Evidence of distracted driving has been documented by 100 "candid
cameras" trained on motorists for more than a year. It was just a detail of a research project, a landmark study of driver behavior that includes: reading while driving, dialing or using cellphones, putting on makeup, sleepiness, eating while driving, among others.
The four-year study, released in April of 2006, by the National Highway Traffic Safety Administraion and the Virginia Tech Transportation Institute, has found out that nearly 80% of automobile crashes and 65% of close calls involved distracted drivers in the midst of activity like eating, drinking, smoking, and using electronic devices.
The study found out that drowsiness might be far more prevalent as a cause of accidents that police statistics indicate - raising the risk of a crash at least fourfold.

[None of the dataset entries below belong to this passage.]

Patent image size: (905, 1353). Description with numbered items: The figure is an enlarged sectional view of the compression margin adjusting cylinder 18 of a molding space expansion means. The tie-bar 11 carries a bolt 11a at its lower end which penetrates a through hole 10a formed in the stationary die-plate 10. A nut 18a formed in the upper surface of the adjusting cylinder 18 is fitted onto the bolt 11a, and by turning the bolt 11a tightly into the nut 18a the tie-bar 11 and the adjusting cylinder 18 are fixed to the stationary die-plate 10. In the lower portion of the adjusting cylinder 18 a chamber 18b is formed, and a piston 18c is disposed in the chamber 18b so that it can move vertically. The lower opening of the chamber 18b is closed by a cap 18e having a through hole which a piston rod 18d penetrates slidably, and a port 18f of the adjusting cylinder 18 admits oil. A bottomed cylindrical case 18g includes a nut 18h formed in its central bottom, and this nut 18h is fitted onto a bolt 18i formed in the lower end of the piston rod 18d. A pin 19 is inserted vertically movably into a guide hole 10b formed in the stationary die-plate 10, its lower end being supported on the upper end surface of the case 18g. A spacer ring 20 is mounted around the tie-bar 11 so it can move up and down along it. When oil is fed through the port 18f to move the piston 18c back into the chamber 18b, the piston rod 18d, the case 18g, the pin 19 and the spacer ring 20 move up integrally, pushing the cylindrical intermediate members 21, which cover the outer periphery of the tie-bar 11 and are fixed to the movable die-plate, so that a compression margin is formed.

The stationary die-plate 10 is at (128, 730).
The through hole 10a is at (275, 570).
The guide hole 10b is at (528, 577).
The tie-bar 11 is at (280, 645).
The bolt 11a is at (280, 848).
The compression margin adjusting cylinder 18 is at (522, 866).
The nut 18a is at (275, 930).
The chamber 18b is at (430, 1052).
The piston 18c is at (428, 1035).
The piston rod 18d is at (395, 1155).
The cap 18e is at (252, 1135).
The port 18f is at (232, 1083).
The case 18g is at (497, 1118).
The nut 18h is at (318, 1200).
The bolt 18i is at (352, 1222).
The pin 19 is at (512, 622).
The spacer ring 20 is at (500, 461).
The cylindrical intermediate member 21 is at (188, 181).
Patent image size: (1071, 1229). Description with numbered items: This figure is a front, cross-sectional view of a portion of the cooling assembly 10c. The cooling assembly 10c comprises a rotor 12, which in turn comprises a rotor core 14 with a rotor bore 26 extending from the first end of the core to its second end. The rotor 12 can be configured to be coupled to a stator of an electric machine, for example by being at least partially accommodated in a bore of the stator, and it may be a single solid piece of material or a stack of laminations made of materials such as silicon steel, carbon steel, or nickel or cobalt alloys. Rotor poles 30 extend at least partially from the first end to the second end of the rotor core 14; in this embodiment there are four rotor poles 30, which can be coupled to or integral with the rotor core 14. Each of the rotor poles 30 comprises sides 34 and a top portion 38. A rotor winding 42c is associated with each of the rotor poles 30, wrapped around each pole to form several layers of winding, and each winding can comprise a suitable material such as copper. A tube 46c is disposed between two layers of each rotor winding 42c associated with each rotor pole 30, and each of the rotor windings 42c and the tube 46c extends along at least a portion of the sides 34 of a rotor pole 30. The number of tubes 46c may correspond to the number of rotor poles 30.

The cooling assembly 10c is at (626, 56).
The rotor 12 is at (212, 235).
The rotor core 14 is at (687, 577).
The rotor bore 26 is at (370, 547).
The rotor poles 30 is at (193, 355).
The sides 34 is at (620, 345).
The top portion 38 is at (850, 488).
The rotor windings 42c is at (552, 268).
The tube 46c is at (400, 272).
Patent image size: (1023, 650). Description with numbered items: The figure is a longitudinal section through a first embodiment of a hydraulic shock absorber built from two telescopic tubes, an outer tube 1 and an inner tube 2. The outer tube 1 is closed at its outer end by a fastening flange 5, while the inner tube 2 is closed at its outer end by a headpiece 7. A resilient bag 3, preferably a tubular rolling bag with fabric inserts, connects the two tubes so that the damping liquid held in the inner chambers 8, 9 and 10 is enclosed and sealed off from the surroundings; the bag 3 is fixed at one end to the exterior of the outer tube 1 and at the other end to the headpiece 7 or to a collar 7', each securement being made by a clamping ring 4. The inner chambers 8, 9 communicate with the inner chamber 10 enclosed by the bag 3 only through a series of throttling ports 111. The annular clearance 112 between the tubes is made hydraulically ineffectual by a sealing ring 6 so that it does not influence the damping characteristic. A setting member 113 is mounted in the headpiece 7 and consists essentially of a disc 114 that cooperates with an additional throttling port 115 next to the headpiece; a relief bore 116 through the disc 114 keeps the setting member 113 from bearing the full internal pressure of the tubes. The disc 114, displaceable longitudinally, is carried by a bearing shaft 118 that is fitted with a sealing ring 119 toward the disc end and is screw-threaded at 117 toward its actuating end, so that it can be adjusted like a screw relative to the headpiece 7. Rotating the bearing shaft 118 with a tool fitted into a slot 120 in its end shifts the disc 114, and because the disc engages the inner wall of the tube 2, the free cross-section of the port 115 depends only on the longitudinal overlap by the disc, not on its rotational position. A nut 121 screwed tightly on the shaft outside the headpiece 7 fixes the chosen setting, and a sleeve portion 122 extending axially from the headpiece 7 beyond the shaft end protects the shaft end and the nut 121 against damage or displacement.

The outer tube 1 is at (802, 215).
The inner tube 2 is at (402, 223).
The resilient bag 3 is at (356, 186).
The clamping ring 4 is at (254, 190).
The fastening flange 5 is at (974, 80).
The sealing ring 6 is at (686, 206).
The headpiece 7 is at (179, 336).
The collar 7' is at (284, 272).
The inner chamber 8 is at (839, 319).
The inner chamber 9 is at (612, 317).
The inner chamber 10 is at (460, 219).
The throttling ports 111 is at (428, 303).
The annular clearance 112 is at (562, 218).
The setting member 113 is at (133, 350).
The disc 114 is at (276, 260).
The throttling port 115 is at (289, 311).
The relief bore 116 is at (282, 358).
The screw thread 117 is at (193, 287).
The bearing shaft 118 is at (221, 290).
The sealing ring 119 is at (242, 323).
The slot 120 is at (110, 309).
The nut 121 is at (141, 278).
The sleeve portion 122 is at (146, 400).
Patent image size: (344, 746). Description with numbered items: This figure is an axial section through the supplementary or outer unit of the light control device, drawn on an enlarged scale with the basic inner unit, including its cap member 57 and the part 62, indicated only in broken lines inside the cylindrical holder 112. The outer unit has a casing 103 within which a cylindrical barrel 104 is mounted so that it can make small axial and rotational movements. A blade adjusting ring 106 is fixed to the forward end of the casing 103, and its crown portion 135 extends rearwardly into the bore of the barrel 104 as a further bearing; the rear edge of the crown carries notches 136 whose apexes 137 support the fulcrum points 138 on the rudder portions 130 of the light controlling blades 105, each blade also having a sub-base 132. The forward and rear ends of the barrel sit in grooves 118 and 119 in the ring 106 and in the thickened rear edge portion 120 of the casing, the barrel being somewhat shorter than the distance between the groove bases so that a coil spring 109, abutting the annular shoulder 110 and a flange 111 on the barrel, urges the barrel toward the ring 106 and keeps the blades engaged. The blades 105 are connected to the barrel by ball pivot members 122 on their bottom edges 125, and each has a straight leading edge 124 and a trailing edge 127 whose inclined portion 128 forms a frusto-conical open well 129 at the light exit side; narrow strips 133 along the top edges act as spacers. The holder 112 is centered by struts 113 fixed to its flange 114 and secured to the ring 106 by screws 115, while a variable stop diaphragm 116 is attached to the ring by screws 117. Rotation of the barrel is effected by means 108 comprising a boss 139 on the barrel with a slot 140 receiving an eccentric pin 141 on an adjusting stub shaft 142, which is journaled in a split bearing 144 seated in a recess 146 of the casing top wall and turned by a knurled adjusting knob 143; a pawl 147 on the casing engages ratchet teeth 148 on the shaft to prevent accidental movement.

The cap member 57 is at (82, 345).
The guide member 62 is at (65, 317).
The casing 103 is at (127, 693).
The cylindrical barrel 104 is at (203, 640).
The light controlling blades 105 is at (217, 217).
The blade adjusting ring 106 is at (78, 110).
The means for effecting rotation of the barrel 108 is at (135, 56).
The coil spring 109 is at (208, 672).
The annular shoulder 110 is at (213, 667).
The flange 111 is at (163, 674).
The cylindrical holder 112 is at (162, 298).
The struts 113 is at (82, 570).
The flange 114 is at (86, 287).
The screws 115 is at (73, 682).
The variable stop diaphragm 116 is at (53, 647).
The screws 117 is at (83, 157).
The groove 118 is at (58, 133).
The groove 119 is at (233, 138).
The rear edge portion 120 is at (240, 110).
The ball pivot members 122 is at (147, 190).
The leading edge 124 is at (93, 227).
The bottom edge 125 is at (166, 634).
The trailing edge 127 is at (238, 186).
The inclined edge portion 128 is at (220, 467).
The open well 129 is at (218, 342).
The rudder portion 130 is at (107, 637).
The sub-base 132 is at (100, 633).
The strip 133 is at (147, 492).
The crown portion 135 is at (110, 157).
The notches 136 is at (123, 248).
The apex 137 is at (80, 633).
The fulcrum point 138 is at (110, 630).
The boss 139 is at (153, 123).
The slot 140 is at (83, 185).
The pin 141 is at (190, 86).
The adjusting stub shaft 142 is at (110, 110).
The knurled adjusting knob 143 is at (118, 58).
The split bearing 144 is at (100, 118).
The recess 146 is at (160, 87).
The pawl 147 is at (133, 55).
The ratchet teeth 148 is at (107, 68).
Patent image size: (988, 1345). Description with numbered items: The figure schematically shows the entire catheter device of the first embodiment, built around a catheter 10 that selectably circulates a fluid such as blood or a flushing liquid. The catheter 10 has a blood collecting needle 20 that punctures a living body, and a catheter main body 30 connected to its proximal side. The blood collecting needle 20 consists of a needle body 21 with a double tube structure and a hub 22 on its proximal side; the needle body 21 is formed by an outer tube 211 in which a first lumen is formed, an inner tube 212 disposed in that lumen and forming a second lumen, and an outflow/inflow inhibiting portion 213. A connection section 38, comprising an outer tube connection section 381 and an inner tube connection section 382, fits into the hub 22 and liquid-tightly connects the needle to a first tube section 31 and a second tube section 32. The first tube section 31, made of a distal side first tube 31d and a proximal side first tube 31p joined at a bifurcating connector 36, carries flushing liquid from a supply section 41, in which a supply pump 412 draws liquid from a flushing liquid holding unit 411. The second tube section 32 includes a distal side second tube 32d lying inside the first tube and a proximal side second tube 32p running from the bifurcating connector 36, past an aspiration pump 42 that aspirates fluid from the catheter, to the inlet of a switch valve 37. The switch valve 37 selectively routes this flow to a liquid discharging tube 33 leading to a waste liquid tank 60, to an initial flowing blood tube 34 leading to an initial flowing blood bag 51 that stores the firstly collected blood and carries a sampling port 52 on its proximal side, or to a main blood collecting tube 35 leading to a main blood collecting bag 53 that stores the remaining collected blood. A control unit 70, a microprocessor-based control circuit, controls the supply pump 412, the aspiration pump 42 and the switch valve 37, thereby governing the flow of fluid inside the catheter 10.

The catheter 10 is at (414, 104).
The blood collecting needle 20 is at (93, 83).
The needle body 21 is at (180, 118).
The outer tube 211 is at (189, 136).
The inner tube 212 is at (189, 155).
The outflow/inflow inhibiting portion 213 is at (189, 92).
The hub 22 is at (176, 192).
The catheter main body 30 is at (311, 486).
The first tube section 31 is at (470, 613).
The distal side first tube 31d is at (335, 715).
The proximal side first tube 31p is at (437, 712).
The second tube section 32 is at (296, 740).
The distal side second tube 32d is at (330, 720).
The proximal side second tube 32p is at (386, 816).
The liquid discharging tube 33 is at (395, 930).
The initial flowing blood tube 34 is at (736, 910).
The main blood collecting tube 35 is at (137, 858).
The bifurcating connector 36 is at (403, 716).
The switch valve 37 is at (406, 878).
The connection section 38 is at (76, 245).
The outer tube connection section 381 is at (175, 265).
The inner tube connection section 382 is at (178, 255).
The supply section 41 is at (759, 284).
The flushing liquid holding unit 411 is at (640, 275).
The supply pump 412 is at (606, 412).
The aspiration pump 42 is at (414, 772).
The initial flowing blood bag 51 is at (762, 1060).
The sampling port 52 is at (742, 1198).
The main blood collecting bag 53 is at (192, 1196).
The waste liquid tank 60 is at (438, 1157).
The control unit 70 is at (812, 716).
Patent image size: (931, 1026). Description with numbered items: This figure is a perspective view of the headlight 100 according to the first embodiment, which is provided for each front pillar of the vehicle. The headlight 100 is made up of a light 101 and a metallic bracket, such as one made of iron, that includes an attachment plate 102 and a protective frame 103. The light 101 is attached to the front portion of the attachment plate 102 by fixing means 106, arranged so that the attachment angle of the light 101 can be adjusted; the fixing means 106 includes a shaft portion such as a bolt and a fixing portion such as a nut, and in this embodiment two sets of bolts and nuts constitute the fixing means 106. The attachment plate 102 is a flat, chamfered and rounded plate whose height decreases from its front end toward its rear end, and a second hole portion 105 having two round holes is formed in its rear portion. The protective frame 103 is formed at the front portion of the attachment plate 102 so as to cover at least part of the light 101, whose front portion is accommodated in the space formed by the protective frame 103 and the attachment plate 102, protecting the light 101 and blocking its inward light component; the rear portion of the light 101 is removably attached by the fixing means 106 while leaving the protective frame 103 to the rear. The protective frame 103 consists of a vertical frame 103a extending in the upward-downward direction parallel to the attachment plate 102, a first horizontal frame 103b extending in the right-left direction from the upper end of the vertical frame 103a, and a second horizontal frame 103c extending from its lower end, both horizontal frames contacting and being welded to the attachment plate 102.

Dialing was found to be more dangerous but was performed less frequently, whereas talking/listening was less dangerous but performed more frequently.
Among the findings:
While men are involved in more crashes, women were more likely to be
in accidents caused by inattention.
Dialing a cellphone is one of the more dangerous things a driver can do, but applying makeup is even riskier. The study found that dialing drivers had 2.8 times the crash or near-crash risk of fully attentive drivers, while those applying cosmetics were 3.1 times more dangerous than undistracted motorists.
Eating while driving seems marginally more dangerous than talking on a cellphone (1.6 to 1 odds vs. 1.3 to 1). Driving while driving - presuming the beverage isn't alcoholic - appears to add no risk. But if your soda goes tumbling, let it go. The most dangerous distraction identified in the study was reaching for a moving object, which increases the odds of a crash or close call almost ninefold.
The study found no evidence that smoking makes for more-dangerous drivers.
The cameras in the study focused on the driver's eyes, recording each glance that strayed from the road ahead. The research showed that when drivers took their eyes off the road for more than two seconds, their risks of a crash or near-miss increased.